To avenge and protect, Narsimha hires the two goons Heeroo (Ajay Devgan playing Viru) and Raj (newcomer Prashant Raj playing Jai). It is actually difficult to demarcate between the two, compared to the contrast of the sparkling chemistry between Viru's boisterousness and Jai's sarcasm. Both are equally irritating. While Devgan proves why he is an over-rated actor, newcomer Prashant is relatively tolerable (not to say that he is much good, but I am happy as he could have been worse). The two warring parties first face off during Diwali, when just to prove their morbidness, the Narsimhas (whatever is left of them) and Kaliganj are actually celebrating the festival.

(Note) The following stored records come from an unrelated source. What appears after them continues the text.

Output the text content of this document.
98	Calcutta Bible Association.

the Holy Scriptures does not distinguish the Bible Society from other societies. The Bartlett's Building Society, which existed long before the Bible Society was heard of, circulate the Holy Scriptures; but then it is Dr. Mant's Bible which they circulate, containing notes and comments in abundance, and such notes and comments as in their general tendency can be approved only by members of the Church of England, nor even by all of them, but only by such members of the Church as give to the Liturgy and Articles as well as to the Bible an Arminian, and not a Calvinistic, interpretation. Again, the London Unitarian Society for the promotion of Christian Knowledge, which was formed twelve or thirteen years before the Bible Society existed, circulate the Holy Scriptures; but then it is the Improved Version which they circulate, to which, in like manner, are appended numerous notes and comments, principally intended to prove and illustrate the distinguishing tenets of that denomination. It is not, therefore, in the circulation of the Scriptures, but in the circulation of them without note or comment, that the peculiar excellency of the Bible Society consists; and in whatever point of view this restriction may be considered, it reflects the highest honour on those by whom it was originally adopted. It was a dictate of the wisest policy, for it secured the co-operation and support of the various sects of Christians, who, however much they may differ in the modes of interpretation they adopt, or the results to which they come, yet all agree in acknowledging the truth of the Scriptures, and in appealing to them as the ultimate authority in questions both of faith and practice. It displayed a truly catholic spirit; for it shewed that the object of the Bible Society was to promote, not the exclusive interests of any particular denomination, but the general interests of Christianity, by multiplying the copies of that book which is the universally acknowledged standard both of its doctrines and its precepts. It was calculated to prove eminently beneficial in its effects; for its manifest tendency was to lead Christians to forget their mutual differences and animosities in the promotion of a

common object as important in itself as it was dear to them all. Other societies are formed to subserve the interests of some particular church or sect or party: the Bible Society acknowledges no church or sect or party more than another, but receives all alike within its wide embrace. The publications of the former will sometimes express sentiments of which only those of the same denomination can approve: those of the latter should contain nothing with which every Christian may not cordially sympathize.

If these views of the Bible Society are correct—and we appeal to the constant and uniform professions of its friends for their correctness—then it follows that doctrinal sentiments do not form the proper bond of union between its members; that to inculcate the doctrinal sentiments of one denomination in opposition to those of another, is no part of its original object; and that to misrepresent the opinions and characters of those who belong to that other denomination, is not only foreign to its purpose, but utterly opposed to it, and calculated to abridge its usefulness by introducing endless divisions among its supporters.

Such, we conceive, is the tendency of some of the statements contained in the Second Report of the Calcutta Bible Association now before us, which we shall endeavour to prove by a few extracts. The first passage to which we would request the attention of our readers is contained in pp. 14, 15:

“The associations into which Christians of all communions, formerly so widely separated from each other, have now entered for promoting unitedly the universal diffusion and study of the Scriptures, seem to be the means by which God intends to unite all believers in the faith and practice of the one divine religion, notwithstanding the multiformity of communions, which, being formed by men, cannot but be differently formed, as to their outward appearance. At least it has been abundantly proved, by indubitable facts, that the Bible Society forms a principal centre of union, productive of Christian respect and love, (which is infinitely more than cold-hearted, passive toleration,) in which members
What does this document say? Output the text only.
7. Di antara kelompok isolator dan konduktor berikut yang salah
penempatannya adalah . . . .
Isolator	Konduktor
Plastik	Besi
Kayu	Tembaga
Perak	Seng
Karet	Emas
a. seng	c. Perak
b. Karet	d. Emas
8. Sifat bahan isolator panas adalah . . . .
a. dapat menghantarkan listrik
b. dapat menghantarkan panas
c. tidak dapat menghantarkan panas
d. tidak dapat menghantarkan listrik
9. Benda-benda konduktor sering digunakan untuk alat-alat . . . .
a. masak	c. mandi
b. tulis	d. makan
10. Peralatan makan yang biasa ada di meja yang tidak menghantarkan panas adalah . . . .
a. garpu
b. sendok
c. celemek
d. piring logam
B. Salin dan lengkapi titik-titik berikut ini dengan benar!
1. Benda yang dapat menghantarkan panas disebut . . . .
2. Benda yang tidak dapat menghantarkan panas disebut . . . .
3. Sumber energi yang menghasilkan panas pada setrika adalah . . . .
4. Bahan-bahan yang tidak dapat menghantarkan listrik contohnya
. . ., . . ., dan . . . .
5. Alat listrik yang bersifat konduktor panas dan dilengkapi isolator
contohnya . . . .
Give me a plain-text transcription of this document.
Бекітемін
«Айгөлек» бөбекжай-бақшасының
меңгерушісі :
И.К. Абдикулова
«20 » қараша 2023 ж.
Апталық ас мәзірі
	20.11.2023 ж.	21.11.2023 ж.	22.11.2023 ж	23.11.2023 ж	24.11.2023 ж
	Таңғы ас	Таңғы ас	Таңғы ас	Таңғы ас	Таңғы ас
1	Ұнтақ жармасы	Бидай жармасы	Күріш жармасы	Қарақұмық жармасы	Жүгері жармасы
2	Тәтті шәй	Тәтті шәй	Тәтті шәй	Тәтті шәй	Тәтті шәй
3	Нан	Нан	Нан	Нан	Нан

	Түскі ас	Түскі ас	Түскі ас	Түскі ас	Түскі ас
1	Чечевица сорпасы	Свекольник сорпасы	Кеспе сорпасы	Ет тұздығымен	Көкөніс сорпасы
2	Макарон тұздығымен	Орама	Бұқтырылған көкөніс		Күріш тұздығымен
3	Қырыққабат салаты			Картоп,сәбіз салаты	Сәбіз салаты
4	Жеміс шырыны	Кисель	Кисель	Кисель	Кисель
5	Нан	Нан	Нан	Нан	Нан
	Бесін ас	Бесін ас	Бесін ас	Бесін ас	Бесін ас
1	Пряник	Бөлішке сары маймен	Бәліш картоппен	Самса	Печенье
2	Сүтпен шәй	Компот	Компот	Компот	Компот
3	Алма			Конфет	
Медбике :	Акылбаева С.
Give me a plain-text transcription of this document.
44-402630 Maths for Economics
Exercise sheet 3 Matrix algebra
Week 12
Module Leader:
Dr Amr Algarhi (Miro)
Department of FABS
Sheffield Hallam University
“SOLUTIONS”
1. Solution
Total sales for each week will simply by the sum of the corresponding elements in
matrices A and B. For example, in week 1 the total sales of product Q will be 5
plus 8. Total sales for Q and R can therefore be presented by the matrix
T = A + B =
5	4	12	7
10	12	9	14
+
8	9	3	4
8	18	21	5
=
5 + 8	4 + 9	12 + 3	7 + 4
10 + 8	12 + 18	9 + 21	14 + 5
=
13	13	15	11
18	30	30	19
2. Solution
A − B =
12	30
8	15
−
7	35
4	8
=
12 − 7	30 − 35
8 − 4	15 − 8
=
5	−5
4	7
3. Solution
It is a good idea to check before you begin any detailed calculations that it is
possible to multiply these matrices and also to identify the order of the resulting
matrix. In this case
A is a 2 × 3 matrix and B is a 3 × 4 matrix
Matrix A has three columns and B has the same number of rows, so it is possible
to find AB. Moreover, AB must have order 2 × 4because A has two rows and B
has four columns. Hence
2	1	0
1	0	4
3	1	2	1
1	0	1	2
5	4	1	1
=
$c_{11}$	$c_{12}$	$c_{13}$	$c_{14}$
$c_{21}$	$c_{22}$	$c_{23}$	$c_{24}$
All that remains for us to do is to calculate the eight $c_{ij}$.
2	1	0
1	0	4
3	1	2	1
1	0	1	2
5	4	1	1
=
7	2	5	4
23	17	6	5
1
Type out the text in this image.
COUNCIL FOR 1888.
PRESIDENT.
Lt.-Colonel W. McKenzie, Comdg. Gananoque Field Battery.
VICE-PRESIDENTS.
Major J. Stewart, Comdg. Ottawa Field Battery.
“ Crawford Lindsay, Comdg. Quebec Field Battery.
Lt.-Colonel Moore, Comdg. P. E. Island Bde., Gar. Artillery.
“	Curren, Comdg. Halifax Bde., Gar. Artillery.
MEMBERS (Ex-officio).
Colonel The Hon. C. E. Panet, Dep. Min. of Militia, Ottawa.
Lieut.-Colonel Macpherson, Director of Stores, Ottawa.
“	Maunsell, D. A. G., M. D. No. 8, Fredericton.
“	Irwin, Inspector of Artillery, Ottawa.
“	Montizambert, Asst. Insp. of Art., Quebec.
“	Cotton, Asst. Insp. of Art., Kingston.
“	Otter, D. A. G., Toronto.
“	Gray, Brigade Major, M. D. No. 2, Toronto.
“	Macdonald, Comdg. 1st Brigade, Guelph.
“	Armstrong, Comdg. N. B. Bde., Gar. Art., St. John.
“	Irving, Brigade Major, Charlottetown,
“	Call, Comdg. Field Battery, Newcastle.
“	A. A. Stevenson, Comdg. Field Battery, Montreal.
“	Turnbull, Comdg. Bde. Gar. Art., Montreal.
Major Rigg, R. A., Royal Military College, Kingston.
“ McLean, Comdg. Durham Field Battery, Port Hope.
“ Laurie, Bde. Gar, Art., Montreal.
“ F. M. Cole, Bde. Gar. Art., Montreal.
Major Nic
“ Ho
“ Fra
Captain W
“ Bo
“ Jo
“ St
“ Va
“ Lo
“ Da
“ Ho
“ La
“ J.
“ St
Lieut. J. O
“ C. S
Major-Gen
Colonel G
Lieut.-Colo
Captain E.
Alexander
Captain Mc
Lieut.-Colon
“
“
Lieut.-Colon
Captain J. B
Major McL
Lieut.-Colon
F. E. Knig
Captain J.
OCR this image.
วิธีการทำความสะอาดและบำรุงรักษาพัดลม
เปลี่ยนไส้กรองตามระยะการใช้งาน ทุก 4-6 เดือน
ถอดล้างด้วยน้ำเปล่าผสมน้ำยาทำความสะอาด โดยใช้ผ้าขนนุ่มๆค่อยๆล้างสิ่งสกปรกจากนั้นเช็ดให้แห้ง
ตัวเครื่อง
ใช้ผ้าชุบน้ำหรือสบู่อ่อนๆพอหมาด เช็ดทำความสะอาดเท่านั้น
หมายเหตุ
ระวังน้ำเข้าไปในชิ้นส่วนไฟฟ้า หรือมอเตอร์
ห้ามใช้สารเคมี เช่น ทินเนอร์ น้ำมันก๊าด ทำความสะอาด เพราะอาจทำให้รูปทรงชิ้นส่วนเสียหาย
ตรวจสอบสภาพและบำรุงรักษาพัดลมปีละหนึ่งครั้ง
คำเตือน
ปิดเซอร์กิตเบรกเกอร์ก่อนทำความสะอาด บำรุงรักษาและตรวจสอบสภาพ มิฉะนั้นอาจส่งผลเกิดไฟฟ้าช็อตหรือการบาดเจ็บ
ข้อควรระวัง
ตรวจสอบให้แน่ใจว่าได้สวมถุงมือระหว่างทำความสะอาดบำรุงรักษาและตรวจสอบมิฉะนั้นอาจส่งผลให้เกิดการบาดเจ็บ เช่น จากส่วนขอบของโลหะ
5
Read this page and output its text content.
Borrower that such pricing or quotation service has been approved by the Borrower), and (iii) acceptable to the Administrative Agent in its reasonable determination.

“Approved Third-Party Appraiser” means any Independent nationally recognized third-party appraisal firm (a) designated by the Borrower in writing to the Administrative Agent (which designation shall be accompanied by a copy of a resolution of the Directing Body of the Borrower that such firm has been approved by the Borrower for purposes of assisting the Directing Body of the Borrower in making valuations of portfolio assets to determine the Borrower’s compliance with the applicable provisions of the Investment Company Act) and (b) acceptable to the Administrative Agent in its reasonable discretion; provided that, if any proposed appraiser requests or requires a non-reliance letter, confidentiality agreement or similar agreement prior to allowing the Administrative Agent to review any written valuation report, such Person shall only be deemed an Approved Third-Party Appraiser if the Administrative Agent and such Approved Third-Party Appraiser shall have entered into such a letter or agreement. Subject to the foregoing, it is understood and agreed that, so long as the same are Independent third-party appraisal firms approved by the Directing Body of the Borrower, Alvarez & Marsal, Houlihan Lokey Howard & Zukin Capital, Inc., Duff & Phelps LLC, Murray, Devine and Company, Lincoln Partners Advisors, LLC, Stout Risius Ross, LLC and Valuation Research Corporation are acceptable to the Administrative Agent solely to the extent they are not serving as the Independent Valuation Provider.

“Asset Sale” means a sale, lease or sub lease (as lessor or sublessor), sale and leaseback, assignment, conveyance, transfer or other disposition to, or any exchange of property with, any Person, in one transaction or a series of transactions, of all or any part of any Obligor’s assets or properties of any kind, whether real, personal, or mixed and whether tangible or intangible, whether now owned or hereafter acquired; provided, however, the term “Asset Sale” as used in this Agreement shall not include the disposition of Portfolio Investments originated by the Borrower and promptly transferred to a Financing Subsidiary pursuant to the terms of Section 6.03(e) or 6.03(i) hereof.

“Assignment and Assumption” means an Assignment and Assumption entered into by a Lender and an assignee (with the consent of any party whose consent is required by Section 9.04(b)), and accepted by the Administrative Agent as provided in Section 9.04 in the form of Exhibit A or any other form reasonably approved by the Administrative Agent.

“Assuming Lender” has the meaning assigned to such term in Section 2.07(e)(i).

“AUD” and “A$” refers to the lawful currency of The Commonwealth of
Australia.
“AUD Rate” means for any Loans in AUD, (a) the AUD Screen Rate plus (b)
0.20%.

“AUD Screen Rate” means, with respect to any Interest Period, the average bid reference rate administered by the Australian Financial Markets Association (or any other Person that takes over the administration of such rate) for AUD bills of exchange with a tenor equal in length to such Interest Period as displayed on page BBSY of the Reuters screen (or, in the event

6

Nisha Kothari is Ghoongroo (Basanti), a character immortalised by a lady who still looks hotter than her two daughters combined (the chaddi-banian of Esha in Dhoom not withstanding). Nisha recently admitted she is dumb, and cannot act in serious films. While I have a personal fetish for dumb girls, Nisha cannot act, in any sort of platform which calls for any sort of acting. When she plays Didi to Ahmed (for some, the most legendary piece from Sholay was the forever-aged AK Hangal calling for Ahmed), when she shouts at Heeroo, when she does some military drills (Ramu's form of dancing inroduced by ex-muse Antara Mali in Road and Naach) in hot pants, you feel like telling Ramu - personal fantasies/fetishes are for personal consumption only.
Radha, the 'Lady with the Lamp' from the original (you squirm whenever the classic Bachchan mouth-organ track plays in Aag), actually turns into Florence Nightingale here. Devi (Sushmita Sen) runs her own clinic/dispensary. To refresh her Miss Universe victory, Sush speaks a lot more (with some heavy breathing), and behaves like a Diva.
In the Mehbooba remix, Urmila Matondkar pays a tribute to her own panting and sighing in Rangeela and Daud. The Bachchan father-&-son do their bit for the original daddy-son duo of Aghas, as Jalal featured in the original.
Thanks to Ramu, I have got my first 'ho' movie to review in quite a while now. (http://agyanonline.blogspot.com/2006/04/cinema-humko-deewana-kar-gaye-hoho.html) I do not know if Ramu caricatured the entire movie and the classic moments intentionally. The original Gabbar dripped menace, Babban is more on the lines of Mogambo (and I think Amitabh has done another Boom here). The death scene of Jai was poignant, here you feel like laughing when Raj is shot dead (after Heeroo literally ditches him to get killed). And during the post-death get-together scene (when Veeru had discovered the lifelong mystery of losing the coin-toss), Heeru actually takes out time to go and happily hug his Ghungroo (who thankfully did not dance on broken glasses in her figure hugging tights).
Ramu had once said (during his Rangeela and Satya days when one could take him seriously) that he has learnt his entire film-making from Mackenna's Gold and Sholay. The former was made in to Hindi by Harish Shah as Zalzala. I somehow think Aag was misleading, it actually was Ram Gopal Varma Ka Zalzala, a rocking tribute to this 1988 classic.
P.S. My post is actually a tribute to Amit Bajaj who had asked for this review. I want to meet Ramu's friends who has asked for his Aag/Sholay, and just tell them, 'Hum Gandhi Nahin Hain', we are not Gandhi (sorry you will have to see the movie to get the context).